Binks stressed that “every single customer is different”, citing by way of example two almost identical speculative buildings that St. Modwen developed; one had some doors taken out while another had more doors put in according to the different requirements of the two occupiers.
“You have to really engage with customers, understand their requirements and partner with them in a really big way to make the adjustments to the buildings that they need,” said Binks.
“Often with customers, they don’t know what they need. So, we take a gently challenging approach to customers about fit-out to really guide and explore what they actually want and need.
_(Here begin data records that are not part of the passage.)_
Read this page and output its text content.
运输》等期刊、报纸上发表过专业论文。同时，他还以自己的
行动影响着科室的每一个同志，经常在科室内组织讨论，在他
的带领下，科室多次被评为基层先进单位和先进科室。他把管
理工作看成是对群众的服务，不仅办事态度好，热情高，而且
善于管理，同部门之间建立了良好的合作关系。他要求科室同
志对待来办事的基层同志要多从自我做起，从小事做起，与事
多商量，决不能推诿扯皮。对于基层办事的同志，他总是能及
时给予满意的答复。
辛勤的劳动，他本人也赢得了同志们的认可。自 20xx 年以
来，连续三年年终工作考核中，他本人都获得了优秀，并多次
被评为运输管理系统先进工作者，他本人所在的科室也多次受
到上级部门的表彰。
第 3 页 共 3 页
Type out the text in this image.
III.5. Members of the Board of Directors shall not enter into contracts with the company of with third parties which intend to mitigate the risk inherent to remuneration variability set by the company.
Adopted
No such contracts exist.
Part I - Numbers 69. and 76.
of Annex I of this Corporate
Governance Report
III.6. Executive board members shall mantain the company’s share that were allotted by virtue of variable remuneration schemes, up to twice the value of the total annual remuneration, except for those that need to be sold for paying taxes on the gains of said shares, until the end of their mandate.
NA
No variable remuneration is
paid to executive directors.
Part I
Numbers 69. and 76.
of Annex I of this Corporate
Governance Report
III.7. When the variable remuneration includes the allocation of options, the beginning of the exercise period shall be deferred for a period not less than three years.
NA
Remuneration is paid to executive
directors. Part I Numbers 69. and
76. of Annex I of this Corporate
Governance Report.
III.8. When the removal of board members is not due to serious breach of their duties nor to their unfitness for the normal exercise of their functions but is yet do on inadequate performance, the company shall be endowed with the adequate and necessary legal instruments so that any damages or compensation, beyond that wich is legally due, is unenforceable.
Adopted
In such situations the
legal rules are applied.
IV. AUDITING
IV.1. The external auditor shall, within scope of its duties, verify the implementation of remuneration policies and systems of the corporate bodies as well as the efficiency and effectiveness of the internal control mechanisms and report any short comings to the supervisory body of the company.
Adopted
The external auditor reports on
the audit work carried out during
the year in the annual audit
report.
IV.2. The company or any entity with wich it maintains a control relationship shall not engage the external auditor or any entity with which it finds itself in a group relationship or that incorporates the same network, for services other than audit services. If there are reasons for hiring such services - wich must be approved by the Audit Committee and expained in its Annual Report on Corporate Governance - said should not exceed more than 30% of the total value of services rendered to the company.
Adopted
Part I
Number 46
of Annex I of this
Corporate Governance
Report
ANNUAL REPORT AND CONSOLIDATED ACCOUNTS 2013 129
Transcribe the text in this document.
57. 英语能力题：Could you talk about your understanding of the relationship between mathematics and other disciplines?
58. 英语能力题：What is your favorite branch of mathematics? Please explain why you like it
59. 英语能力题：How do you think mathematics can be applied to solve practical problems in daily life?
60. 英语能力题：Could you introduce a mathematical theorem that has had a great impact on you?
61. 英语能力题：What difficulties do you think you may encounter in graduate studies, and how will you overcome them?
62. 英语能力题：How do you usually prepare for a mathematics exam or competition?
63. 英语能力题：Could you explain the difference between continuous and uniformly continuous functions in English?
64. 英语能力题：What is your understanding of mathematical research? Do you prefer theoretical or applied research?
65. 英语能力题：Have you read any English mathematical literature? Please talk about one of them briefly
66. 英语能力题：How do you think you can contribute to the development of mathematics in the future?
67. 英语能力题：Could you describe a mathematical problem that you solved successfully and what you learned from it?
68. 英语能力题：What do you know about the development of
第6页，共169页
We find that a valuable process and we know our customers find that a valuable process from the feedback we’ve had.”
We’ve set our own commitments to achieve net zero carbon and it flows directly into the Swan Standard
Binks said that this gentle challenging of customer needs tend to happen on specific elements of a scheme, such as lighting or power.
“We often get approached by customers with some pretty big day one power requirements, but when you really explore it with them and discuss it with them you very quickly realise that they don’t need all the power immediately on day one and the power can be delivered over time. This often makes the power conversation much simpler.”
The final session of the webinar featured the results of an audience poll followed by a Q&A between all four presenters. Asked what the most important thing occupiers look for in an industrial or logistics space is, more than 80% of the audience said “good location” while the remaining 20% were split between affordability, sustainability credentials, good design and employee wellbeing.
Leedham answered the first question of the Q&A, which was about how net zero targets factor into the Swan Standard.
“It’s one of the top priorities for the company and one of our six responsible business commitments. We’ve set our own commitments to achieve net zero carbon and it flows directly into the Swan Standard.”
Asked if the Swan Standard had brought any additional cost implications to the business, Carter said: “At first glance, you’d say ‘yes it has’, but we pay a lot of attention to clever design work. So, where we’ve had cost rise with the introduction of sustainable credentials, we’ve just looked at how we can offset with clever design and clever product selection.”
On the question of how developers can balance the additional costs of sustainability with viability considerations, Binks said: “There are definitely added value benefits when you think about the viability aspects of applying Swan Standard codes to a park. For us, that comes out in the speed at which we lease the accommodation. The Swan Standard is helping us lease space faster and that has benefits.”
Longden said he believed the high-end design principles the presenters had been talking about throughout the webinar would become standard practice in future.
“Without a doubt, this is going to be a step change for the industry. I think we are going to see many more developers following suit.”